Marcelo Martins, delegado

Delegado explicou que a defesa de Juliana nega negligência. Conforme Martins, os advogados alegam que a médica teria solicitado um antídoto para reverter o quadro clínico de Benício, mas, segundo o delegado, um médico ouvido no decorrer da investigação apontou "que não existe antídoto para esse tipo de situação".

“Nós fomos até um médico muito experiente, que estava na situação de testemunha desse caso, e ele informou que não existe nenhuma medicação que possa  contrapor uma overdose de adrenalina. Então, não havia o que se fazer, em termos de medicação para salvar a criança, a não ser administrar um soro, segundo o médico”.

Marcelo Martins, delegado

Delegado pediu à Justiça a prisão preventiva de Juliana. Entretanto, o pedido foi indeferido pela desembargadora Onilza Abreu Gerth, que disse não haver "fundamentos suficientes", até o momento, para prender a médica. Ela responde em liberdade.
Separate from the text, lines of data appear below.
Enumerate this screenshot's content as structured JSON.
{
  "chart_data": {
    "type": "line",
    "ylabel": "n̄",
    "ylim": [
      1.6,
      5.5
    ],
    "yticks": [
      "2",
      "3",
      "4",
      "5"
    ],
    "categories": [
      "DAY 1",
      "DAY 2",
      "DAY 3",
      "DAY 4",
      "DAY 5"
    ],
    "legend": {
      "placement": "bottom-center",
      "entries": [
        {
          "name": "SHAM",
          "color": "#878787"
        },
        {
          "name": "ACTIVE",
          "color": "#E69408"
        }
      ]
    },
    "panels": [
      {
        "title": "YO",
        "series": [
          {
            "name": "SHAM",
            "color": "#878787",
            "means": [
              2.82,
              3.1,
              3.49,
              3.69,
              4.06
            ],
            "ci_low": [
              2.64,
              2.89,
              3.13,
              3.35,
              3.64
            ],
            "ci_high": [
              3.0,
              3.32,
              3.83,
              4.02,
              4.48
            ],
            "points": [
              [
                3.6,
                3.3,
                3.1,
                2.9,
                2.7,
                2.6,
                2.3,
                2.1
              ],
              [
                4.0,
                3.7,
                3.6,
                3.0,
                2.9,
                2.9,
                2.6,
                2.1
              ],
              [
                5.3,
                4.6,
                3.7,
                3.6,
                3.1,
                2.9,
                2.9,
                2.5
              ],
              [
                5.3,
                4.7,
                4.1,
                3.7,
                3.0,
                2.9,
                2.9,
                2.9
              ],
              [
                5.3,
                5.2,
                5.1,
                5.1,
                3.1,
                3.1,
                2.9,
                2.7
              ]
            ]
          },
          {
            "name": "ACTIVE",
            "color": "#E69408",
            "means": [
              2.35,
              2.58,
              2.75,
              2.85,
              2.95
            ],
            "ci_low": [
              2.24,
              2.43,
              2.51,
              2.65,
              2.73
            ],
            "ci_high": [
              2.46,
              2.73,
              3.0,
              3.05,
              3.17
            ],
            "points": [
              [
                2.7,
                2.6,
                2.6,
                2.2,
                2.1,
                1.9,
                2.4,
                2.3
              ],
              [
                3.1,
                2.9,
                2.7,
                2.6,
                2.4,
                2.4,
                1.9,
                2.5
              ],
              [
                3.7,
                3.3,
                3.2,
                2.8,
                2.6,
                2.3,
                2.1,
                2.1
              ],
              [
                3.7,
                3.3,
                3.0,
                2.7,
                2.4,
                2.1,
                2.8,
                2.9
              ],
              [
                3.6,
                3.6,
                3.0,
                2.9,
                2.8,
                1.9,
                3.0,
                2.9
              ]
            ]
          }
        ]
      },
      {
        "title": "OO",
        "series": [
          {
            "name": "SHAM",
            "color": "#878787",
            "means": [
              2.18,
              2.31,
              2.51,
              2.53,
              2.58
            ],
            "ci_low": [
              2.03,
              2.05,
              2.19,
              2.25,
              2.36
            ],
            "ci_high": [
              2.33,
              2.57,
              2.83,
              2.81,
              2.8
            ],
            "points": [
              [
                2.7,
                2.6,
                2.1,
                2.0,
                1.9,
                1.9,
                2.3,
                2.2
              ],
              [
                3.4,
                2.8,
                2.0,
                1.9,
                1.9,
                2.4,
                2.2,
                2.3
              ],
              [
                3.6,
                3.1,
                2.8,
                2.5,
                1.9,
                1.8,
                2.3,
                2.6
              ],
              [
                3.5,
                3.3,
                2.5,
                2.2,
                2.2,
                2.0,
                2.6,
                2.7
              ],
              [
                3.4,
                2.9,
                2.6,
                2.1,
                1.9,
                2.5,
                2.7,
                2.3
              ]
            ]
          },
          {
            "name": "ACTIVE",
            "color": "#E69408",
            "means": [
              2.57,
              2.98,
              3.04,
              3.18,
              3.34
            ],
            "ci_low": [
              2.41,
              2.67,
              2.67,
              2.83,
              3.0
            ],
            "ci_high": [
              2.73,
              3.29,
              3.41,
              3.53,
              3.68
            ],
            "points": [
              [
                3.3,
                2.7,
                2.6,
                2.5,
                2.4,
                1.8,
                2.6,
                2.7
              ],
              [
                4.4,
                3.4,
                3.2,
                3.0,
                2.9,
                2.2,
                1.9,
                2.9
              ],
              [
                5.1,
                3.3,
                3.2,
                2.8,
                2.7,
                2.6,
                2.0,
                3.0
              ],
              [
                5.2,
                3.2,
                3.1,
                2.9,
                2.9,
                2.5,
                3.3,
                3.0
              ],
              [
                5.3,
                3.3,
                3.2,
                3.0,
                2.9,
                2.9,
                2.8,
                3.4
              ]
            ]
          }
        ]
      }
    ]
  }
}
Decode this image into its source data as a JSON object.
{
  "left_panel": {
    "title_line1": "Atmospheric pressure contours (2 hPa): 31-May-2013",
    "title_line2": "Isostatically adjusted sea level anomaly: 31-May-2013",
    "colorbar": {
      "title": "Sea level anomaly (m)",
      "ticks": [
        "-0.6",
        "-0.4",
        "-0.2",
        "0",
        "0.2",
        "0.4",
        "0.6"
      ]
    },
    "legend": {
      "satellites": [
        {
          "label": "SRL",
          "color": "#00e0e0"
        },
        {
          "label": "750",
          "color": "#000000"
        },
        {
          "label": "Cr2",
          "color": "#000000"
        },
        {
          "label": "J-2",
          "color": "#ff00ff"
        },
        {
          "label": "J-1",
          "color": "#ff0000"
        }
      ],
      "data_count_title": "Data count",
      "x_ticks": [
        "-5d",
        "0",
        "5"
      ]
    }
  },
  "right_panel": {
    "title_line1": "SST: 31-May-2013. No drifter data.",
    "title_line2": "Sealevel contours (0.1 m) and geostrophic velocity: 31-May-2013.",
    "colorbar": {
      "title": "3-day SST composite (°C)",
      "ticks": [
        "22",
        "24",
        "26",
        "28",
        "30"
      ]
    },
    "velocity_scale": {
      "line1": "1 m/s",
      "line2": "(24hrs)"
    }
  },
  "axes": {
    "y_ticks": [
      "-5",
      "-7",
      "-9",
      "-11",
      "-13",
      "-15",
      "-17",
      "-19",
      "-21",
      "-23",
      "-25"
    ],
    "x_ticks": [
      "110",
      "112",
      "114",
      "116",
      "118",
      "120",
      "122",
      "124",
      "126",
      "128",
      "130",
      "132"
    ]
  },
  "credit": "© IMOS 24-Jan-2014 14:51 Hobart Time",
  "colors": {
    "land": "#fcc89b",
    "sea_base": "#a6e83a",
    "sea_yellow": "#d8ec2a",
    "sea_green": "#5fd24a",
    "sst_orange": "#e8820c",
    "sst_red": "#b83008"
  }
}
Caso segue sob investigação. Ainda segundo o delegado, o inquérito vai determinar se houve negligência ou erro médico no atendimento a Benício. Polícia não esclareceu se a técnica de enfermagem também é investigada.

O que dizem as partes envolvidas

Defesa de Juliana disse ao UOL que aguarda a "oitiva formal dos envolvidos" para se manifestar. A médica é representada pelos advogados Felipe Braga e Alessandra Vila.

Técnica de enfermagem afirma que seguiu as orientações prescritas pela médica. Raíza Bentes confirmou em entrevista à imprensa na saída da delegacia, na manhã de hoje, que os pais de Benício questionaram se a adrenalina seria aplicada por nebulização, e ela respondeu que a médica havia prescrito por via intravenosa.

Raíza afirmou que aplicou a adrenalina apenas uma vez. "Eu informei à mãe no momento porque ela havia questionado a via de administração. Eu falei que nunca havia aplicado  aquela medicação [adrenalina] por aquela via [intravenosa], mas que era como estava prescrito pela médica. Nós duas, eu e a mãe da criança, concordamos em ser administrada a medicação. Tudo que eu fiz na criança eu informei a mãe e inclusive mostrei a receita médica para ela."

Técnica também disse que informou à médica sobre a reação adversa apresentada pela criança, e Juliana teria pedido para "aguardar". Minutos depois, a médica, segundo relato da técnica, teria tentado se eximir de responsabilidades e culpar outras pessoas, inclusive a mãe de Benício. "Quando ela chegou, já chegou tentando encontrar culpados. Ela chegou até a indagar a mãe dizendo: 'eu não disse que era pra fazer nebulização?'. A gente não faz nada que não tenha prescrição médica. Ainda que a médica chegasse falando pra eu fazer a nebulização, eu só posso fazer se houver prescrição [por escrito]".

Hospital Santa Júlia informou investigar internamente a morte de Benício e afastou a médica e a técnica. Unidade de saúde reforçou que está "oferecendo apoio à família em tudo o que for necessário". "Seguimos comprometidos com a segurança do paciente, a ética e a responsabilidade assistencial que orientam a atuação da instituição."

O UOL não conseguiu localizar a defesa dos pais de Benício. O espaço segue aberto para manifestação.